MNG would invest no new equity and would rely only on debt refinancing, Gannett said, noting that the company has not secured financing for the transaction.

According to Gannett, MNG would only offer “vague assurances” that antitrust regulatory issues or pension liabilities are not a concern.

“We are disappointed that at the meeting on February 7, MNG again failed to provide substantive answers to the basic questions Gannett has repeatedly raised,” said J. Jeffry Louis, the Gannett chairman.  “Instead, MNG offered vague and generic statements that further confirmed the board’s decision to reject MNG’s proposal.”

Since all six director candidates are affiliated with MNG or Alden Global Capital, the New York hedge fund that is their majority shareholder, Gannett claims they could not satisfy their fiduciary responsibilities to Gannett shareholders if elected.

Gannett alleges that anti-trust laws could invalidate the candidacies of three members of the slate, and said that MNG chairman R. Joseph Fuchs, 78, is beyond Gannett’s mandatory retirement age.

“MNG’s credibility was further undermined by its decision to nominate six director candidates, all of whom are affiliated with MNG and/or its majority shareholder Alden Global Capital, to stand for election to Gannett’s board. MNG’s acknowledgement that these nominations are indeed intended to advance its efforts to acquire Gannett further underscores the proposed nominees’ clear and irreconcilable conflicts of interest and inability to satisfy fiduciary responsibilities to all Gannett shareholders,” Louis said.
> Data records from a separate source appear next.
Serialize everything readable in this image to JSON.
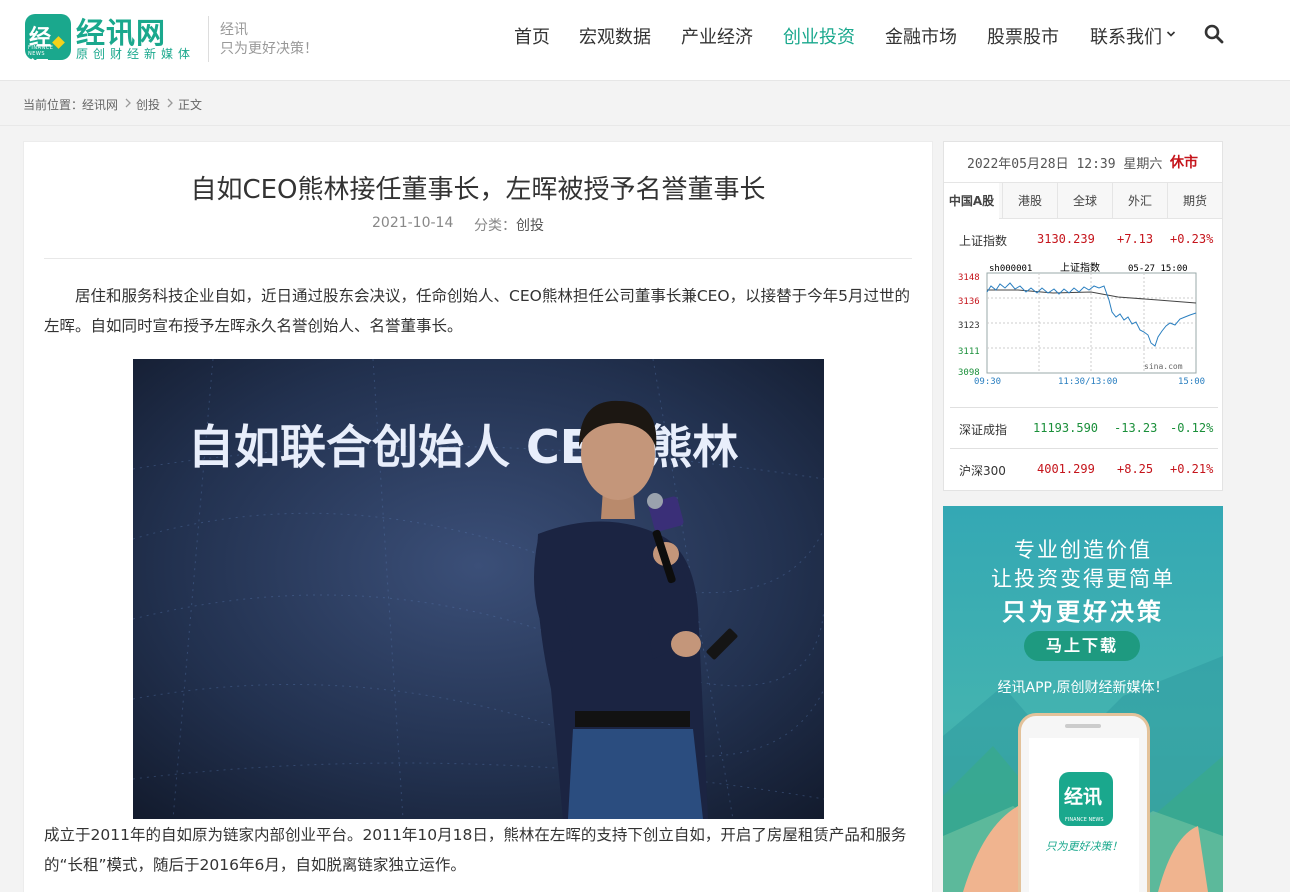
{
  "header": {
    "logo_glyph": "经讯",
    "logo_sub": "FINANCE NEWS",
    "logo_name": "经讯网",
    "logo_tagline": "原创财经新媒体",
    "site_name": "经讯",
    "site_slogan": "只为更好决策！",
    "nav": [
      "首页",
      "宏观数据",
      "产业经济",
      "创业投资",
      "金融市场",
      "股票股市",
      "联系我们"
    ],
    "active_nav": "创业投资",
    "icons": {
      "search": "search-icon",
      "dropdown": "chevron-down-icon"
    },
    "colors": {
      "brand": "#1aa88d"
    }
  },
  "breadcrumb": {
    "prefix": "当前位置：",
    "items": [
      "经讯网",
      "创投",
      "正文"
    ]
  },
  "article": {
    "title": "自如CEO熊林接任董事长，左晖被授予名誉董事长",
    "date": "2021-10-14",
    "category_label": "分类：",
    "category": "创投",
    "para1": "居住和服务科技企业自如，近日通过股东会决议，任命创始人、CEO熊林担任公司董事长兼CEO，以接替于今年5月过世的左晖。自如同时宣布授予左晖永久名誉创始人、名誉董事长。",
    "photo_caption": "自如联合创始人 CEO 熊林",
    "para2": "成立于2011年的自如原为链家内部创业平台。2011年10月18日，熊林在左晖的支持下创立自如，开启了房屋租赁产品和服务的“长租”模式，随后于2016年6月，自如脱离链家独立运作。"
  },
  "market": {
    "datetime": "2022年05月28日  12:39  星期六",
    "status": "休市",
    "tabs": [
      "中国A股",
      "港股",
      "全球",
      "外汇",
      "期货"
    ],
    "active_tab": "中国A股",
    "indices": [
      {
        "name": "上证指数",
        "value": "3130.239",
        "change": "+7.13",
        "pct": "+0.23%",
        "dir": "up"
      },
      {
        "name": "深证成指",
        "value": "11193.590",
        "change": "-13.23",
        "pct": "-0.12%",
        "dir": "down"
      },
      {
        "name": "沪深300",
        "value": "4001.299",
        "change": "+8.25",
        "pct": "+0.21%",
        "dir": "up"
      }
    ],
    "chart_code": "sh000001",
    "chart_name": "上证指数",
    "chart_date": "05-27 15:00",
    "chart_yticks": [
      "3148",
      "3136",
      "3123",
      "3111",
      "3098"
    ],
    "chart_xticks": [
      "09:30",
      "11:30/13:00",
      "15:00"
    ],
    "chart_source": "sina.com",
    "colors": {
      "up": "#c5141b",
      "down": "#1a8f3a",
      "line": "#2a7fc0"
    }
  },
  "ad": {
    "line1": "专业创造价值",
    "line2": "让投资变得更简单",
    "line3": "只为更好决策",
    "button": "马上下载",
    "line4": "经讯APP,原创财经新媒体！",
    "phone_logo": "经讯",
    "phone_logo_sub": "FINANCE NEWS",
    "phone_slogan": "只为更好决策！"
  }
}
MNG/Digital First Media presented an unsolicited offer of $12 per share in cash on January 14, which Gannett rejected on February 4.

Gannett owns a national chain of newspapers, including eight New Jersey dailies: The (Bergen) Record, the Asbury Park Press, the Courier News, the Courier-Post, the Home News Tribune, the Daily Record, the Daily Journal, and the Herald News.

Digital First Media has a history of purchasing struggling newspapers and cutting costs by dramatically reducing the number of journalists.

The company says said Gannett has lost a significant amount of its value, its leadership doesn’t have a credible plan to restore that value and it is trying to block a premium deal. It added that it has no impediments to completing the transaction. Gannett’s stock dropped 26% in 2018.

Since Gannett confirmed the takeover plan, The Record has laid off six more employees.

None of the New Jersey Gannett newspapers have acknowledged the proposed sale to their readers.

Digital First Media owns the Trentonian.

The date of the shareholder meeting has not yet been set.